Sunday, April 19, 2009

Do Not Be Amazed

April 20, 2009

Monday of the Second Week of Easter

Lord, take note of their threats, and enable your servants to speak your word with all boldness, as you stretch forth (your) hand to heal, and signs and wonders are done through the name of your holy servant Jesus." Acts 4:29-30

Do not be amazed that I told you, 'You must be born from above.' The wind blows where it wills, and you can hear the sound it makes, but you do not know where it comes from or where it goes; so it is with everyone who is born of the Spirit."
John 3:7-8

Piety

The Trees

The trees are coming into leaf
Like something almost being said;
The recent buds relax and spread,
Their greenness is a kind of grief.
Is it that they are born again
And we grow old?
No, they die too,
Their yearly trick of looking new
Is written down in rings of grain.
Yet still the unresting castles thresh
In fullgrown thickness every May.
Last year is dead, they seem to say,
Begin afresh, afresh, afresh.

by Philip Larkin

Study

Curiosity. Albert Einstein is said to have said: “The important thing is not to stop questioning. Curiosity has its own reason for existing. One cannot help but be in awe when he contemplates the mysteries of eternity, of life, of the marvelous structure of reality. It is enough if one tries merely to comprehend a little of this mystery every day. Never lose a holy curiosity.”

Nicodemus had a holy curiosity about this rabbi from Nazareth so he crept away under the cover of darkness to find out more about what this teacher said.

Yet, he was too literal to fully understand what Jesus meant. He was too much like Dragnet’s Sgt. Joe Friday (“just-the-facts-ma’am” attitude) and not enough of the inquiring minds of “Mythbusters.”

Jesus tells Nicodemus that he has to open up his life to the Holy Spirit and be born differently.

On last weekend’s Cursillo, we had a lot of discussion about self mortification (denying oneself) and seeking happiness in different places that we are tempted to seek it out now.

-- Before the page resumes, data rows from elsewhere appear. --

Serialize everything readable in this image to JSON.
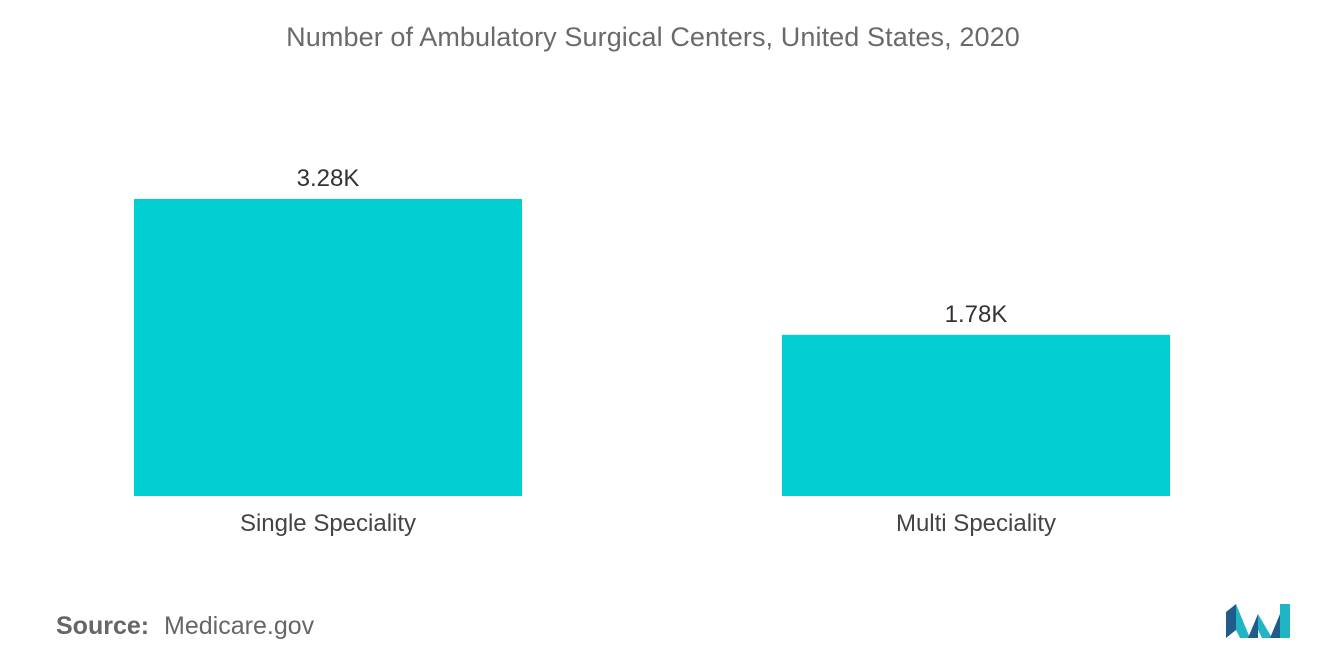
{
  "chart_data": {
    "type": "bar",
    "title": "Number of Ambulatory Surgical Centers, United States, 2020",
    "categories": [
      "Single Speciality",
      "Multi Speciality"
    ],
    "values": [
      3280,
      1780
    ],
    "value_labels": [
      "3.28K",
      "1.78K"
    ],
    "xlabel": "",
    "ylabel": "",
    "ylim": [
      0,
      3600
    ],
    "grid": false,
    "legend": "none",
    "bar_color": "#00ced1"
  },
  "source": {
    "label": "Source:",
    "value": "Medicare.gov"
  },
  "colors": {
    "bar": "#00ced1",
    "logo_dark": "#1f5c8b",
    "logo_light": "#20b5c2"
  },
  "logo": {
    "icon": "mordor-logo-icon"
  }
}
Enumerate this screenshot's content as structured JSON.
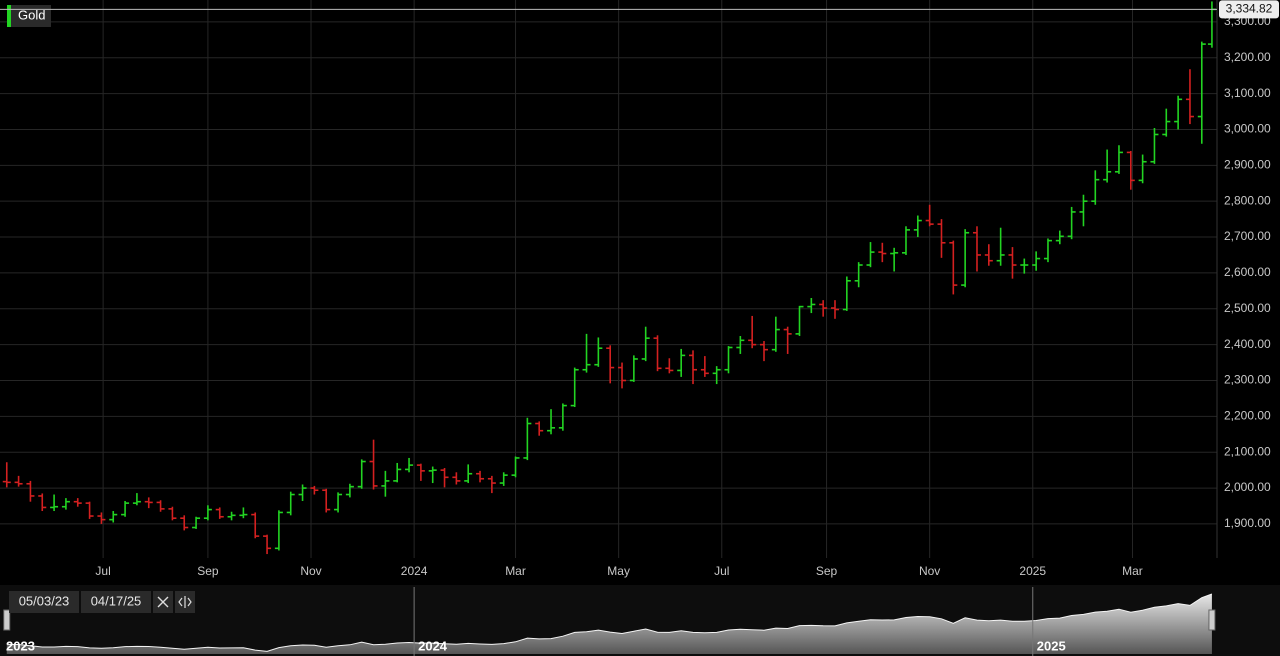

One constant expression that was nagging away was Jesus’ call to repent. He was not asking for some kind of Elmer Gantry fire-and-brimstone tent revival: “Sin, sin, sin! You're all sinners! You're all doomed to perdition!” NO!

“Repent” does not mean to spend your life in penance, fasting, vigils, rosaries, and almsgiving. Those practices all have their place in our spiritual lives. Repent means to change the direction in which you are looking for happiness. Christ will revive us from sleep walking through life to live once again reconnected to Him and His Presence.

Action

You can meet the challenges you will face in life because Jesus and your fellow travelers are there for you. You can meet these as yet unknown challenges provided you maintain ongoing relationships with Christ and your brothers and sisters.

Being born of the spirit means, among other definitions, that we no longer seek those ‘things” we sought when we were born of the flesh. Our wants and desires to the flesh must die so we can be born again in the spirit.

Saying yes to the invitation to “Follow Jesus” is a way to achieve freedom from these former means of happiness. It is a long journey. Do not be amazed that you need to leave behind your childish ways.

Once we assent to go on this spiritual journey with Jesus, we learn that our emotional programs for happiness based on our needs for affection-esteem, survival-security, and power-control prevent us from reacting to other people and their needs. When we are locked into our private worlds, we are not present to the needs of others when they seek help. The clarity with which we see other people’s needs as a cause for our Christian action – AND RESPOND TO THEM – is in direct proportion to our own interior freedom and to our own intellectual curiosity.